Le fait d'insérer l'absence de consentement dans la définition du viol pourrait également être considéré comme contraire à la Constitution. S'il a pour effet de conférer une place centrale à la parole de la victime, dès lors qu'elle affirmera ne pas avoir été consentante, il incombera à la personne poursuivie d'apporter la preuve contraire pour se défendre. Les difficultés probatoires liées à la clandestinité des viols glisseraient ainsi du ministère public vers le suspect (qui ne dispose pas des mêmes moyens d'investigation) : pourrait-il réussir ? Seul le Conseil constitutionnel pourrait assurer, à l'avenir, qu'il ne faut pas en déduire une présomption de culpabilité, interdite par la présomption d'innocence s'il est impossible de la renverser.
Le risque d’un bouleversement des rapports humains parachève les critiques. Introduire l’absence de consentement dans la définition du viol pourrait inciter les individus à l’avenir à contractualiser leurs relations intimes, notamment pour pouvoir produire une preuve du consentement de leur partenaire lors d’un éventuel procès. Un tel accord préalable influencerait nécessairement la preuve de l’infraction : si un consentement (surtout écrit) est donné, comment serait accueillie la parole d’une victime qui affirmerait l’avoir ensuite retiré ? La question de la pertinence du recours à un contrat pour régir des relations sexuelles se pose également : faudra-t-il à l'avance déterminer chaque acte (on peut consentir à certains gestes mais pas à d'autres) et chaque modalité de réalisation admise ou non ? Enfin, qu’en serait-il du chantage à l’accusation de viol qui pourrait s’accroître du fait de l’introduction de l’absence de consentement dans la définition pénale du viol.
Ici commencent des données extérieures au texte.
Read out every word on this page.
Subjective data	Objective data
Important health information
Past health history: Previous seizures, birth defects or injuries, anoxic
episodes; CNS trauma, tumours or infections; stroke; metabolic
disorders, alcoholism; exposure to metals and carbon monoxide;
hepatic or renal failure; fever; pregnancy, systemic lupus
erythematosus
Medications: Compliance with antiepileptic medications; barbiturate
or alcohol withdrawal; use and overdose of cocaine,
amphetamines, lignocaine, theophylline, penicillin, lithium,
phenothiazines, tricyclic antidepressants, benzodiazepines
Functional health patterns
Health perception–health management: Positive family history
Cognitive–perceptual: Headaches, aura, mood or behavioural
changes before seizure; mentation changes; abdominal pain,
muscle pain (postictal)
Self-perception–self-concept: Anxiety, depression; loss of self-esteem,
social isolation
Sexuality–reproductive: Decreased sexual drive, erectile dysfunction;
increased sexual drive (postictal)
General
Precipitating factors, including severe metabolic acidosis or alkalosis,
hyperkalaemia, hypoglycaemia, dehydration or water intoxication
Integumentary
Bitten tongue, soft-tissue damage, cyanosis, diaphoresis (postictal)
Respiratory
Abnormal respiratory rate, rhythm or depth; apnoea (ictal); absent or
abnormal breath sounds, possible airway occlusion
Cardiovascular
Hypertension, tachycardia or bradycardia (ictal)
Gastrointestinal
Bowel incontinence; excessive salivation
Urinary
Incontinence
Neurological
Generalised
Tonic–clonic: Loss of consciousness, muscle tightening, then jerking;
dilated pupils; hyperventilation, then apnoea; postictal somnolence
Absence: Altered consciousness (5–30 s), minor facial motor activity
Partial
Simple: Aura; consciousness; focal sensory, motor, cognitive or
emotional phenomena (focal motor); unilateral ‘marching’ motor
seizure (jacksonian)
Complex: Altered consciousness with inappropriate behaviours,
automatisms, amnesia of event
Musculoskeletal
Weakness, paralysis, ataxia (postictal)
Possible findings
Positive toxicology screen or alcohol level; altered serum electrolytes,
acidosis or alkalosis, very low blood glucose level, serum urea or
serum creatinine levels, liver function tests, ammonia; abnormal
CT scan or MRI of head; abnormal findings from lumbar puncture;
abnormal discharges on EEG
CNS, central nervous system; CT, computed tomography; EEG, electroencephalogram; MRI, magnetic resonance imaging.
Les besoins de changements
Séduisant en apparence, le fait d'introduire l'absence de consentement dans la définition du viol pourrait ne pas représenter, en l'état actuel des propositions, la solution tant espérée pour parfaire la prévention et la répression des viols. Ces objectifs ne doivent pas conduire à un empressement législatif au risque de créer de nouvelles difficultés. Il conviendrait de prendre davantage en considération les inconvénients de l'insertion du non-consentement pour essayer de les parer. La qualité de la loi pénale et la sécurité juridique l'imposent.
Il faut en outre opérer une distinction fondamentale entre le contenu d'une loi et son application. Si la légistique n'est pas au rendez-vous, il est à craindre une interprétation restrictive des magistrats (rappelée dans la note du syndicat de la magistrature de décembre 2024), elle aussi susceptible de produire des effets fâcheux. La loi espagnole de 2022 sur le consentement l'illustre (elle a dû être corrigée rapidement car elle a mené au prononcé de nombreuses réductions de peine accordées à des délinquants sexuels qui ont conduit à des libérations anticipées).
Du reste, il est possible de douter qu'un changement de définition – même plus mature et plus abouti – puisse produire les résultats escomptés. Il est certain qu'à lui seul, il ne suffira pas. Au changement de loi doit s'additionner un changement des pratiques. Pour preuve, les extensions passées du champ d'application de l'infraction n'ont pas permis d'augmenter le nombre des condamnations, bien au contraire (passé de 1 687 en 2003 à 1 304 en 2023, alors que le volume des plaintes ne cesse de croître). D'autres facteurs devraient être pris en considération tels que le manque de moyens alloués à la justice (qui engendre des procédures pénales très longues et des correctionnalisations) et à l'enquête, ainsi que l'insuffisance de formation spécifique des acteurs (policiers, gendarmes, avocats et magistrats).
Enfin, la lutte contre ce que certains appellent "la culture du viol" implique de revoir la manière d'éduquer (les plus jeunes notamment) à la sexualité. Cela commence par des explications simples sur les enjeux qui se jouent ici.